Paul, what was the timeframe when you worked on the system in Van Nuys?
I worked for a large newspaper starting in 1978 and they made their own 330 seat
Classified Sales Entry system because there wasn't anything out there that was big
enough.
It used Zentec ZMS-90 programmable terminals feeding Series /1 mini's that then fed
IBM 3032 mainframe.
I was wondering if DEC had that system available during that time.
Sent from my iPhone
On Mar 13, 2019, at 10:05, Paul Koning <paulkoning
at comcast.net> wrote:
On Mar 13, 2019, at 12:56 PM, Wayne S
<wayne.sudol at hotmail.com> wrote:
Atex, now Newscycle, also had a Classified Advertising system out at that time. I
remember reading a article somewhere saying that Atex was going to use the J11 for that
system.
So did DEC, the "classified management system" (CMS) was part of TMS-11. I
spent some interesting times bug fixing it on site in Van Nuys.
>> On Mar 13, 2019, at 06:41, Toby Thain via
cctalk <cctalk at classiccmp.org> wrote:
>>
>> On 2019-03-13 9:31 AM, Paul Koning via cctalk wrote:
>>
>>
>>> On Mar 12, 2019, at 10:10 PM, Fritz Mueller via cctalk <cctalk at
classiccmp.org> wrote:
>>>
>>> Hmmm, are these the atex racks seen lurking in the background of that recent
storage space trawl down near Houston?
>>>
>>>
https://www.ebay.com/itm/Vintage-DEC-PDP-11-34-Minicomputer-With-Kennedy-Ta…
>>
>> Interesting. Atex is, or was at one time anyway, a manufacturer of typesetting
systems for newspapers. DEC was also in that business with Typeset-11 (TMS-11) but Atex
was more successful, certainly for smaller newspapers because it used less expensive PDP11
models.
>
> Funny, I always associated it with big papers (I think the NYT used it?)
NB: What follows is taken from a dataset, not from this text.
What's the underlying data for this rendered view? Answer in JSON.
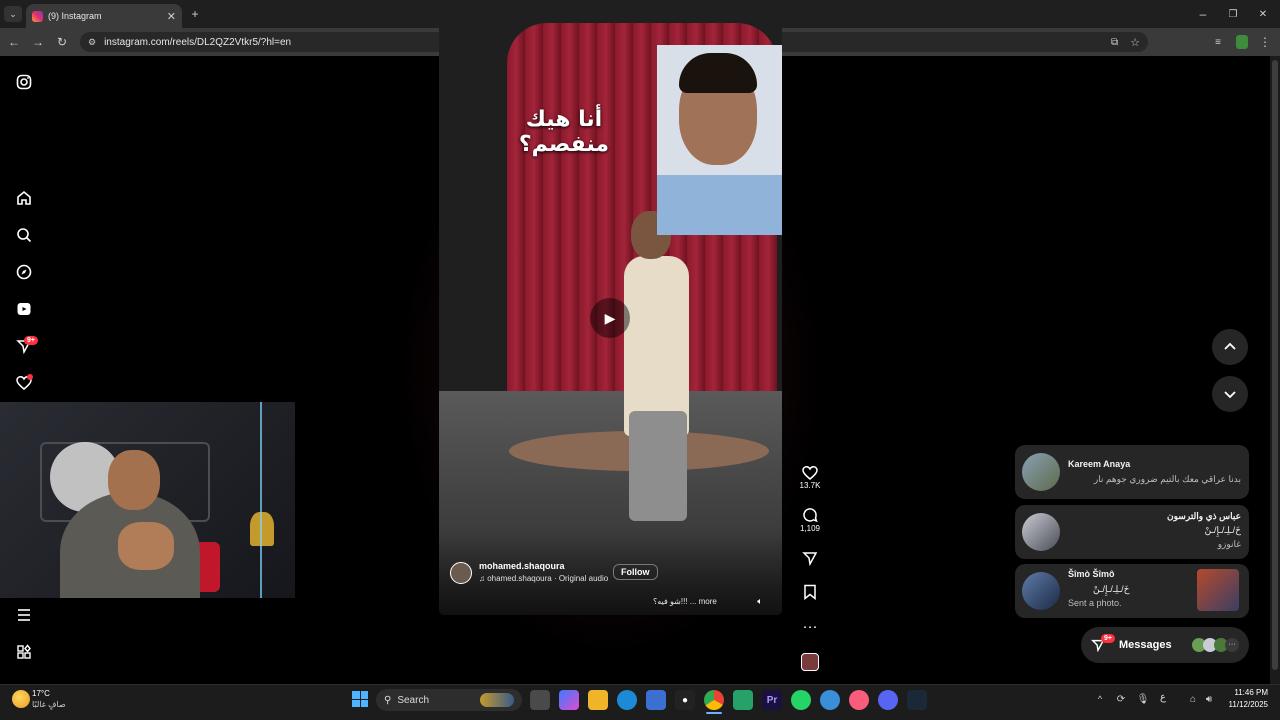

Could be. Your second reference mentions a max of 200 terminals; I'm pretty sure
TMS-11 couldn't go that high even on a four node cluster (the largest I remember, not
sure if in theory it could go higher).
>> The "multi-processor bus" thing
is curious. And I wonder what the terminals are like. If they are typesetting terminals,
I think they support some sort of WYSIWYG editing setup -- that too was a competitive
advantage vs. the "mark-up" approach (sort of like Runoff on steroids) that
Typeset-11 offered. Looking at the keyboards would give a clue.
>
> Pretty sure Atex was pre-wysiwyg. This article may provide some context
> on that:
>
>
>
https://www.nytimes.com/1991/03/17/business/can-atex-keep-its-proprietary-p…
>
> &
>
https://books.google.ca/books?id=IAGotP-IDocC&lpg=PA1827&ots=jEwR7s…
That talks about direct to plate, text and graphics. I meant just the text. On the DEC
product, you'd see a typical VT100 style typewriter font display, with line breaks and
hyphenation shown only after you did "send to J&H" to have the line breaks
calculated in a batch process. It wouldn't give you line breaks, or article length
which is important to editors, in real time. I think Atex did provide J&H in real
time. It might still have been typewriter font, so it wouldn't be a display showing
the actual text with the letter shapes as printed, but for a newspaper editor that's
not particularly important.
TMS-11 did support some specialized devices that could do more. There was the classified
page layout system using a Tek 4010 style display (4015? A BIG tube). And there was some
experimental work to extend that to news page layout though there wasn't much interest
in that apparently. And it could drive Harris 2200 terminals which were display ad
creation devices (full graphics WYSIWIG displays) using the ugliest network protocol
I've ever encountered. But the way the system was usually used (1978-1980 when I
worked on it) was that output was generated in single column wide strips of film, which
would then be pasted to page layout boards to produce the finished page layouts.